Anyone can implement support for other languages, as long as those languages transpile to C or C++, or can emit RISC-V directly.
Full API access
The Sandbox has access to the entire public Godot API using a run-time generated API. The run-time generated API is written into the project root, or wherever CMakeLists.txt is if you are using CMake. Then, when building a program, the API will be discovered by the build system, and your external editor if you are using that, and provide the entire API.
This run-time generated API also includes loaded extensions your project is using.
Temporary Arguments
The Sandbox is designed to be safe and is therefore sometimes forgetful.
When you pass arguments to the Sandbox, complex arguments will only be remembered until the function call ends. After the function completes, these temporary Variants that need storage are forgotten. This design avoids all kinds of scary lifetime issues.
Data can be remembered by passing arrays or dictionaries to and from the VMs. The VMs can also store their own data in their native language formats. What the VM forgets is only related to complex Variant arguments.

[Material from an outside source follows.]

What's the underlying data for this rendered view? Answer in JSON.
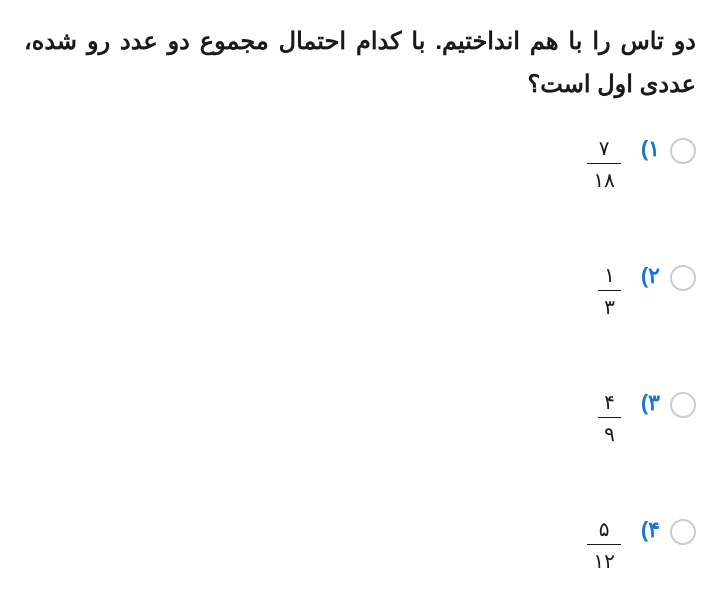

For example, you can remember a Variant Vector2
but not a Variant String
. You can convert the String
to a std::string
and store that instead.
Further, any Variant created during initialization is permanent:
// This works: it's being created during initialization
static Dictionary d = Dictionary::Create();
extern "C" Variant test_static_storage(Variant key, Variant val) {
d[key] = val;
return d;
}
extern "C" Variant test_failing_static_storage(Variant key, Variant val) {
// This won't work twice: it's being created after initialization
static Dictionary fd = Dictionary::Create();
fd[key] = val;
return fd;
}
Runs only when needed
The Sandbox only runs when there is a function call to execute. If you are not calling a function in the Sandbox, then it is not running.
Thread unsafe
Parallelism is possible, but make sure you are only calling into an instance from one thread at a time. The easiest way to avoid trouble is to have one instance per thread. Instances are tiny and share executable memory, which is sometimes the largest part of the programs.
Passing is permitting
If you pass an object to the VM, the VM will allow the sandboxed program to use it. Ordinarily, an object or node has to be retrieved using regular operations like get_node()
. Many objects are also forbidden or out of reach. Passing an object as an argument to a function, will allow it to be used.
Example: Passing a dictionary containing the OS singleton DOES NOT auto-permit access to OS. Every item in the dictionary has to go through the restrictions filter. Only the dictionary itself is auto-permitted, as it was a direct argument to the function.